Robert Paul Wolff — the well-known philosopher of politics and political economy, late convert to Afro-American studies, and author of some very good books including the best explanation of how to approach Marx’s ironic, sarcasm-laced prose style — has lately been keeping a blog, and writing his memoirs. There are some very good stories, mostly about philosophers.

Most sociologists are unaware that Talcott Parsons’ son Charles Parsons is a well-respected philosopher of logic, mathematics and language. Wolff knew him as a student, and Chapter 4 has a good story about Parsons, Snr:

Charlie was a very serious, very brilliant, very compulsive young man of middle height, with sandy hair. He was an academic brat, having grown up in the family home in Belmont during the time that his father was a famous senior professor in the Harvard Social Relations Department. Talcott Parsons had been responsible for introducing American readers to the works and theories of Max Weber, the great German sociologist. But unlike Weber, whose books were deep, powerful investigations of the roots, structure, and functioning of modern bureaucratic capitalist society, Parsons produced vast, empty, classificatory schemes that were devoid of any real power or insight. Poor Charlie, who lived very much in the shadow of the great man, was in fact much smarter than his father, and I have always suspected that he knew quite well how meretricious his father’s theories were. But during all the time I knew him, he never said a word about the matter. …

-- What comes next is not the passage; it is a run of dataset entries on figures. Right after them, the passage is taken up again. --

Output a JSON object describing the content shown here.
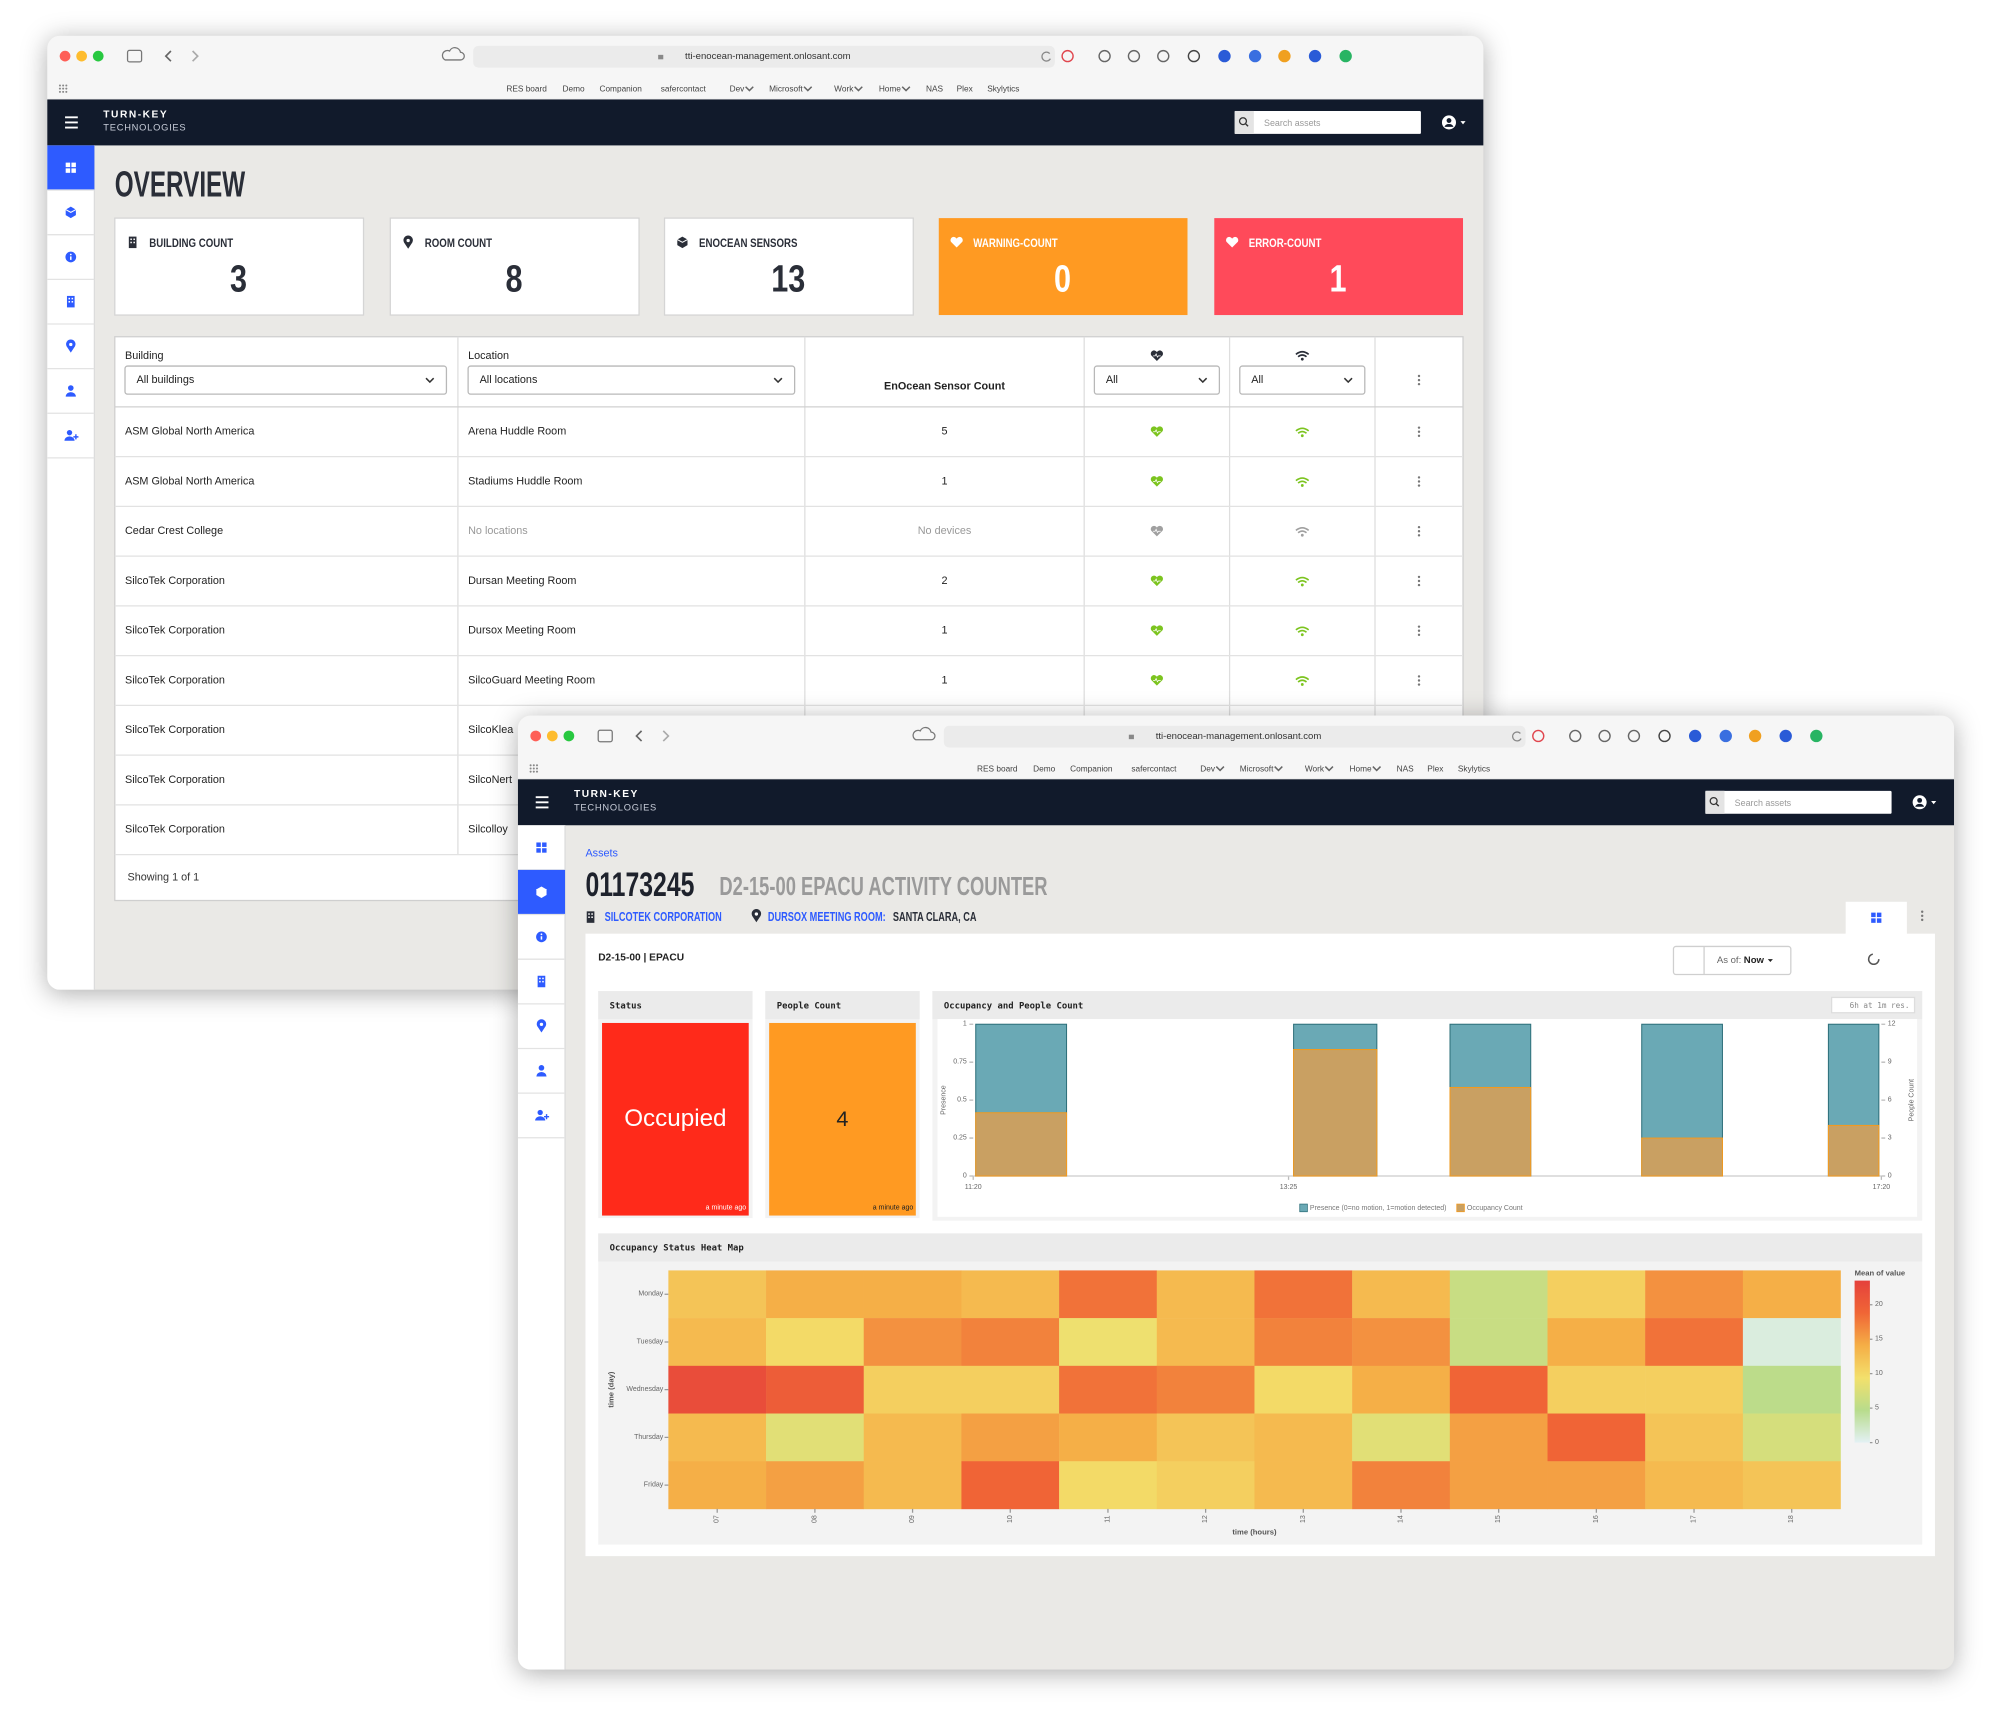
{
  "browser": {
    "url": "tti-enocean-management.onlosant.com",
    "bookmarks": [
      {
        "label": "RES board"
      },
      {
        "label": "Demo"
      },
      {
        "label": "Companion"
      },
      {
        "label": "safercontact"
      },
      {
        "label": "Dev",
        "menu": true
      },
      {
        "label": "Microsoft",
        "menu": true
      },
      {
        "label": "Work",
        "menu": true
      },
      {
        "label": "Home",
        "menu": true
      },
      {
        "label": "NAS"
      },
      {
        "label": "Plex"
      },
      {
        "label": "Skylytics"
      }
    ]
  },
  "app": {
    "brand": "TURN-KEY",
    "brand_sub": "TECHNOLOGIES",
    "search_placeholder": "Search assets"
  },
  "overview": {
    "title": "OVERVIEW",
    "cards": [
      {
        "label": "BUILDING COUNT",
        "value": 3,
        "color": "#ffffff"
      },
      {
        "label": "ROOM COUNT",
        "value": 8,
        "color": "#ffffff"
      },
      {
        "label": "ENOCEAN SENSORS",
        "value": 13,
        "color": "#ffffff"
      },
      {
        "label": "WARNING-COUNT",
        "value": 0,
        "color": "#ff9a22"
      },
      {
        "label": "ERROR-COUNT",
        "value": 1,
        "color": "#ff4a5a"
      }
    ],
    "table": {
      "columns": {
        "building": "Building",
        "location": "Location",
        "count": "EnOcean Sensor Count"
      },
      "filters": {
        "building": "All buildings",
        "location": "All locations",
        "health": "All",
        "signal": "All"
      },
      "rows": [
        {
          "building": "ASM Global North America",
          "location": "Arena Huddle Room",
          "count": 5,
          "online": true
        },
        {
          "building": "ASM Global North America",
          "location": "Stadiums Huddle Room",
          "count": 1,
          "online": true
        },
        {
          "building": "Cedar Crest College",
          "location": "No locations",
          "count": "No devices",
          "online": false
        },
        {
          "building": "SilcoTek Corporation",
          "location": "Dursan Meeting Room",
          "count": 2,
          "online": true
        },
        {
          "building": "SilcoTek Corporation",
          "location": "Dursox Meeting Room",
          "count": 1,
          "online": true
        },
        {
          "building": "SilcoTek Corporation",
          "location": "SilcoGuard Meeting Room",
          "count": 1,
          "online": true
        },
        {
          "building": "SilcoTek Corporation",
          "location": "SilcoKlea"
        },
        {
          "building": "SilcoTek Corporation",
          "location": "SilcoNert"
        },
        {
          "building": "SilcoTek Corporation",
          "location": "Silcolloy"
        }
      ],
      "footer": "Showing 1 of 1"
    }
  },
  "detail": {
    "breadcrumb": "Assets",
    "id": "01173245",
    "name": "D2-15-00 EPACU ACTIVITY COUNTER",
    "building": "SILCOTEK CORPORATION",
    "location": "DURSOX MEETING ROOM:",
    "city": "SANTA CLARA, CA",
    "panel_title": "D2-15-00 | EPACU",
    "as_of_label": "As of:",
    "as_of": "Now",
    "status": {
      "title": "Status",
      "value": "Occupied",
      "time": "a minute ago",
      "color": "#ff2a1a"
    },
    "people": {
      "title": "People Count",
      "value": 4,
      "time": "a minute ago",
      "color": "#ff9a22"
    }
  },
  "chart_data": [
    {
      "type": "bar",
      "title": "Occupancy and People Count",
      "subtitle": "6h at 1m res.",
      "x": [
        "11:21",
        "13:27",
        "14:29",
        "15:45",
        "16:59"
      ],
      "x_end": [
        "11:57",
        "14:00",
        "15:01",
        "16:17",
        "17:19"
      ],
      "xlim": [
        "11:20",
        "17:20"
      ],
      "xticks": [
        "11:20",
        "13:25",
        "17:20"
      ],
      "ylabel": "Presence",
      "ylim": [
        0,
        1
      ],
      "yticks": [
        0,
        0.25,
        0.5,
        0.75,
        1
      ],
      "y2label": "People Count",
      "y2lim": [
        0,
        12
      ],
      "y2ticks": [
        0,
        3,
        6,
        9,
        12
      ],
      "series": [
        {
          "name": "Presence (0=no motion, 1=motion detected)",
          "color": "#6aa9b5",
          "values": [
            1,
            1,
            1,
            1,
            1
          ]
        },
        {
          "name": "Occupancy Count",
          "color": "#c9a062",
          "axis": "y2",
          "values": [
            5,
            10,
            7,
            3,
            4
          ]
        }
      ]
    },
    {
      "type": "heatmap",
      "title": "Occupancy Status Heat Map",
      "x": [
        "07",
        "08",
        "09",
        "10",
        "11",
        "12",
        "13",
        "14",
        "15",
        "16",
        "17",
        "18"
      ],
      "y": [
        "Monday",
        "Tuesday",
        "Wednesday",
        "Thursday",
        "Friday"
      ],
      "z": [
        [
          12,
          14,
          14,
          13,
          18,
          13,
          18,
          13,
          6,
          11,
          16,
          14
        ],
        [
          13,
          10,
          16,
          17,
          9,
          13,
          17,
          16,
          6,
          14,
          18,
          1
        ],
        [
          22,
          20,
          11,
          11,
          18,
          17,
          10,
          14,
          19,
          11,
          11,
          5
        ],
        [
          13,
          8,
          13,
          15,
          14,
          12,
          13,
          8,
          15,
          19,
          12,
          7
        ],
        [
          14,
          15,
          13,
          19,
          10,
          11,
          13,
          17,
          15,
          15,
          13,
          12
        ]
      ],
      "xlabel": "time (hours)",
      "ylabel": "time (day)",
      "colorbar_title": "Mean of value",
      "zlim": [
        0,
        23.5
      ],
      "zticks": [
        0,
        5,
        10,
        15,
        20
      ],
      "colors": [
        "#e3f1f4",
        "#b8dc8c",
        "#f3e06c",
        "#f5ae46",
        "#f06636",
        "#e5413c"
      ]
    }
  ]
}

One story will give some sense of the burdens laid upon him by his parents. Our second year together, Charlie very kindly invited me to join his family for Thanksgiving dinner at their colonial Belmont home. … A topic was proposed for discussion during the taking of the wine, and we entered into a lively debate, while papa sat in a corner with a pad and pen and wrote another book, nodding into the conversation from time to time without actually joining it. At issue was whether it would be immoral for the aunt to buy a new car before her present vehicle had entirely worn out. Strong views were offered pro and con, but in the end, a consensus was reached that this would indeed be immoral. At no time, I am happy to say, did the discussion descend to the level of considerations of prudence. It was all on a high moral plane.

Finally dinner was served. After we had seated ourselves around the table, Mrs. Parsons, who was herself a social scientist, turned to Ann and said, “Ann, would you bring in the potatoes, please?” She then explained to me, as the guest, “It is traditional in our family for the older daughter to bring in the potatoes.” Next, she turned to Susan, and said, “Susan, would you bring in the vegetables?” Once again, she explained, “In our family, it is traditional for the younger daughter to bring in the vegetables.” Finally, she turned to her husband, and said, “Talcott, would you carve the turkey?” Yet again, “It is traditional in our family for the father to carve the turkey.”

At first, I was utterly mystified by these elaborate explanations, until, with a flash of methodological insight, I realized what was going on. This was a collection of intellectuals who had read in books that one of the latent functions of social rituals was to preserve the unity of kin structures. So they were deliberately, by the numbers as it were, reenacting a social ritual that they had self-consciously created in an effort to reinforce the ties that bound them. It was a textbook exercise, complete in every way save for any vestige of spontaneous feeling or manifest pleasure.

Professor Parsons proceeded to address the bird, a big, beautifully cooked production to which he applied a carefully sharpened carving knife. He made a series of passes that barely damaged the turkey, producing a neat stack of extremely thin slices. Each plate received one of them, together with a spoonful of the potatoes and the vegetables, a bit of stuffing, and a dollop of gravy. Then we dug in.

Coming as I do from a culture in which eating occupies pride of place among all the bodily functions, including sex, I inhaled my plate of food almost before the others had taken up their knives and forks, and looked around expectantly for seconds. But they were not to be. The turkey, still almost whole, was returned to the kitchen, and plates were ceremonially cleared, ready to be washed, though in my eyes they barely needed it.